Wednesday, February 2

Muhith reprimands ministries for failure to offload SoEs' shares

FE Report (February 02, 2011)

Finance Minister AMA Muhith has reprimanded the ministries concerned for their failure to offload shares of the state-owned enterprises (SoEs) under their control defying the directives from the Prime Minister, a top official in the Ministry of Finance (MoF) said.

Muhith in an official note sent early this week made a few harsh observations about the defaulting ministries.

The MoF has convened a meeting on February, 10 to review the status of SoEs' share offloading.

The MoF Monday last sent letters to different ministries including ministries of power, energy and mineral resources and civil aviation criticising them for ignoring the decision coming from the highest authority of the government on offloading the shares of the state-owned firms.

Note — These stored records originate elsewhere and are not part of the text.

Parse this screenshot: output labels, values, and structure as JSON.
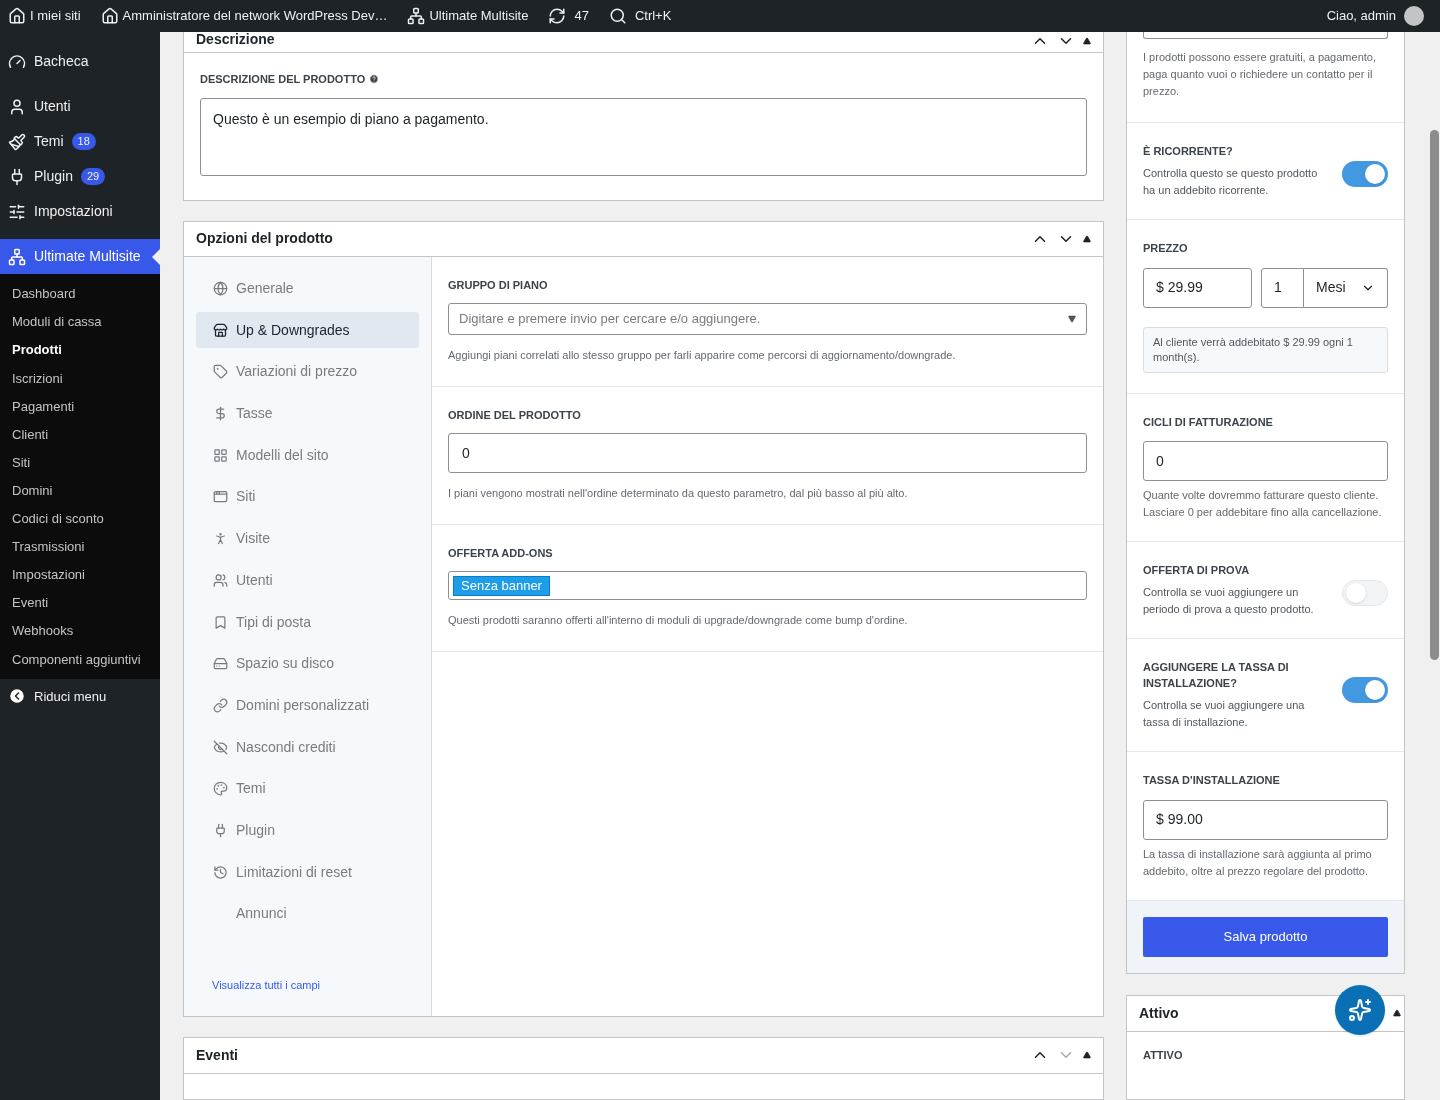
{
  "admin_bar": {
    "my_sites": "I miei siti",
    "site_name": "Amministratore del network WordPress Dev…",
    "plugin": "Ultimate Multisite",
    "updates": "47",
    "search": "Ctrl+K",
    "greeting": "Ciao, admin"
  },
  "sidebar": {
    "items": [
      {
        "label": "Bacheca",
        "selected": false
      },
      {
        "label": "Utenti",
        "selected": false
      },
      {
        "label": "Temi",
        "badge": "18",
        "selected": false
      },
      {
        "label": "Plugin",
        "badge": "29",
        "selected": false
      },
      {
        "label": "Impostazioni",
        "selected": false
      },
      {
        "label": "Ultimate Multisite",
        "selected": true
      }
    ],
    "submenu": [
      {
        "label": "Dashboard",
        "selected": false
      },
      {
        "label": "Moduli di cassa",
        "selected": false
      },
      {
        "label": "Prodotti",
        "selected": true
      },
      {
        "label": "Iscrizioni",
        "selected": false
      },
      {
        "label": "Pagamenti",
        "selected": false
      },
      {
        "label": "Clienti",
        "selected": false
      },
      {
        "label": "Siti",
        "selected": false
      },
      {
        "label": "Domini",
        "selected": false
      },
      {
        "label": "Codici di sconto",
        "selected": false
      },
      {
        "label": "Trasmissioni",
        "selected": false
      },
      {
        "label": "Impostazioni",
        "selected": false
      },
      {
        "label": "Eventi",
        "selected": false
      },
      {
        "label": "Webhooks",
        "selected": false
      },
      {
        "label": "Componenti aggiuntivi",
        "selected": false
      }
    ],
    "collapse": "Riduci menu"
  },
  "description_panel": {
    "title": "Descrizione",
    "label": "DESCRIZIONE DEL PRODOTTO",
    "value": "Questo è un esempio di piano a pagamento."
  },
  "options_panel": {
    "title": "Opzioni del prodotto",
    "tabs": [
      {
        "label": "Generale",
        "selected": false
      },
      {
        "label": "Up & Downgrades",
        "selected": true
      },
      {
        "label": "Variazioni di prezzo",
        "selected": false
      },
      {
        "label": "Tasse",
        "selected": false
      },
      {
        "label": "Modelli del sito",
        "selected": false
      },
      {
        "label": "Siti",
        "selected": false
      },
      {
        "label": "Visite",
        "selected": false
      },
      {
        "label": "Utenti",
        "selected": false
      },
      {
        "label": "Tipi di posta",
        "selected": false
      },
      {
        "label": "Spazio su disco",
        "selected": false
      },
      {
        "label": "Domini personalizzati",
        "selected": false
      },
      {
        "label": "Nascondi crediti",
        "selected": false
      },
      {
        "label": "Temi",
        "selected": false
      },
      {
        "label": "Plugin",
        "selected": false
      },
      {
        "label": "Limitazioni di reset",
        "selected": false
      },
      {
        "label": "Annunci",
        "selected": false
      }
    ],
    "show_all": "Visualizza tutti i campi",
    "fields": [
      {
        "kind": "select",
        "label": "GRUPPO DI PIANO",
        "placeholder": "Digitare e premere invio per cercare e/o aggiungere.",
        "help": "Aggiungi piani correlati allo stesso gruppo per farli apparire come percorsi di aggiornamento/downgrade."
      },
      {
        "kind": "input",
        "label": "ORDINE DEL PRODOTTO",
        "value": "0",
        "help": "I piani vengono mostrati nell'ordine determinato da questo parametro, dal più basso al più alto."
      },
      {
        "kind": "tags",
        "label": "OFFERTA ADD-ONS",
        "tags": [
          "Senza banner"
        ],
        "help": "Questi prodotti saranno offerti all'interno di moduli di upgrade/downgrade come bump d'ordine."
      }
    ]
  },
  "events_panel": {
    "title": "Eventi"
  },
  "pricing_panel": {
    "type_help": "I prodotti possono essere gratuiti, a pagamento, paga quanto vuoi o richiedere un contatto per il prezzo.",
    "sections": [
      {
        "kind": "toggle",
        "label": "È RICORRENTE?",
        "help": "Controlla questo se questo prodotto ha un addebito ricorrente.",
        "on": true
      },
      {
        "kind": "price",
        "label": "PREZZO",
        "amount": "$ 29.99",
        "interval": "1",
        "unit": "Mesi",
        "note": "Al cliente verrà addebitato $ 29.99 ogni 1 month(s)."
      },
      {
        "kind": "input",
        "label": "CICLI DI FATTURAZIONE",
        "value": "0",
        "help": "Quante volte dovremmo fatturare questo cliente. Lasciare 0 per addebitare fino alla cancellazione."
      },
      {
        "kind": "toggle",
        "label": "OFFERTA DI PROVA",
        "help": "Controlla se vuoi aggiungere un periodo di prova a questo prodotto.",
        "on": false
      },
      {
        "kind": "toggle",
        "label": "AGGIUNGERE LA TASSA DI INSTALLAZIONE?",
        "help": "Controlla se vuoi aggiungere una tassa di installazione.",
        "on": true
      },
      {
        "kind": "input",
        "label": "TASSA D'INSTALLAZIONE",
        "value": "$ 99.00",
        "help": "La tassa di installazione sarà aggiunta al primo addebito, oltre al prezzo regolare del prodotto."
      }
    ],
    "save": "Salva prodotto"
  },
  "active_panel": {
    "title": "Attivo",
    "label": "ATTIVO"
  }
}
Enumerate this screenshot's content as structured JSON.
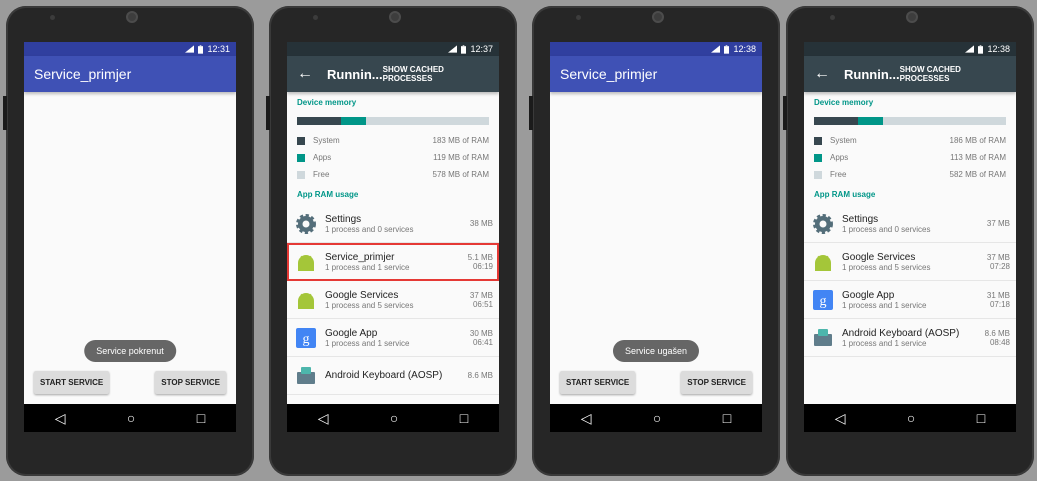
{
  "status_icons": {
    "signal": "signal-icon",
    "battery": "battery-icon"
  },
  "colors": {
    "primary": "#3f51b5",
    "primary_dark": "#303f9f",
    "settings_bar": "#37474f",
    "accent": "#009688",
    "highlight": "#e53935"
  },
  "nav": {
    "back": "◁",
    "home": "○",
    "recents": "□"
  },
  "phones": [
    {
      "time": "12:31",
      "title": "Service_primjer",
      "toast": "Service pokrenut",
      "start_label": "START SERVICE",
      "stop_label": "STOP SERVICE"
    },
    {
      "time": "12:37",
      "title": "Runnin...",
      "action": "SHOW CACHED PROCESSES",
      "device_memory": "Device memory",
      "memory": {
        "system_fraction": 0.23,
        "apps_fraction": 0.13,
        "rows": [
          {
            "label": "System",
            "value": "183 MB of RAM"
          },
          {
            "label": "Apps",
            "value": "119 MB of RAM"
          },
          {
            "label": "Free",
            "value": "578 MB of RAM"
          }
        ]
      },
      "app_ram_usage": "App RAM usage",
      "apps": [
        {
          "name": "Settings",
          "sub": "1 process and 0 services",
          "size": "38 MB",
          "time": "",
          "icon": "gear-icon"
        },
        {
          "name": "Service_primjer",
          "sub": "1 process and 1 service",
          "size": "5.1 MB",
          "time": "06:19",
          "icon": "android-icon"
        },
        {
          "name": "Google Services",
          "sub": "1 process and 5 services",
          "size": "37 MB",
          "time": "06:51",
          "icon": "android-icon"
        },
        {
          "name": "Google App",
          "sub": "1 process and 1 service",
          "size": "30 MB",
          "time": "06:41",
          "icon": "google-icon"
        },
        {
          "name": "Android Keyboard (AOSP)",
          "sub": "",
          "size": "8.6 MB",
          "time": "",
          "icon": "keyboard-icon"
        }
      ]
    },
    {
      "time": "12:38",
      "title": "Service_primjer",
      "toast": "Service ugašen",
      "start_label": "START SERVICE",
      "stop_label": "STOP SERVICE"
    },
    {
      "time": "12:38",
      "title": "Runnin...",
      "action": "SHOW CACHED PROCESSES",
      "device_memory": "Device memory",
      "memory": {
        "system_fraction": 0.23,
        "apps_fraction": 0.13,
        "rows": [
          {
            "label": "System",
            "value": "186 MB of RAM"
          },
          {
            "label": "Apps",
            "value": "113 MB of RAM"
          },
          {
            "label": "Free",
            "value": "582 MB of RAM"
          }
        ]
      },
      "app_ram_usage": "App RAM usage",
      "apps": [
        {
          "name": "Settings",
          "sub": "1 process and 0 services",
          "size": "37 MB",
          "time": "",
          "icon": "gear-icon"
        },
        {
          "name": "Google Services",
          "sub": "1 process and 5 services",
          "size": "37 MB",
          "time": "07:28",
          "icon": "android-icon"
        },
        {
          "name": "Google App",
          "sub": "1 process and 1 service",
          "size": "31 MB",
          "time": "07:18",
          "icon": "google-icon"
        },
        {
          "name": "Android Keyboard (AOSP)",
          "sub": "1 process and 1 service",
          "size": "8.6 MB",
          "time": "08:48",
          "icon": "keyboard-icon"
        }
      ]
    }
  ]
}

The letter, a copy of which is available with the FE, contains the observation made by the finance minister.

Earlier, Hasina in November, 2010 approved a proposal of the finance ministry to offload up to 49 per cent stakes the government holds in 27 SoEs by December of the same year.

'The deadline (to offload the shares of SoEs) was set after obtaining approval from Prime Minister. No ministry can change the deadline. So, energy and mineral resources division did not act rightfully,' the letter quoted Muhith, as saying.

Of the 27 enterprises, nine fall under the power and energy ministry, eight under the industries ministry, four under the post and telecommunication ministry, and three under the civil aviation and tourism ministry. The rest three are under the communications, shipping and health ministries.

Of the 27 SoEs, eight are already listed on the capital market. However, three (Padma Oil, Atlas Bangladesh and Usmania Glass) were asked not to offload their shares further as 49 per cent of their stakes are already held by general investors.

The remaining five state firms were asked to offload up to 49 per cent of their shares.

However, barring the Rupali Bank Ltd none of the SoEs slated for listing has so far implemented the decision of the government.

Officials in the MoF said energy and mineral resources division had informed them about the decision to extend the deadline for offloading the shares of their three firms to March 31, 2011. The division had taken decision on its own and did not bother to have consultation with the finance ministry, they said.

The four SoEs are -- Jamuna Oil, Meghna Petroleum and Eastern Lubricants.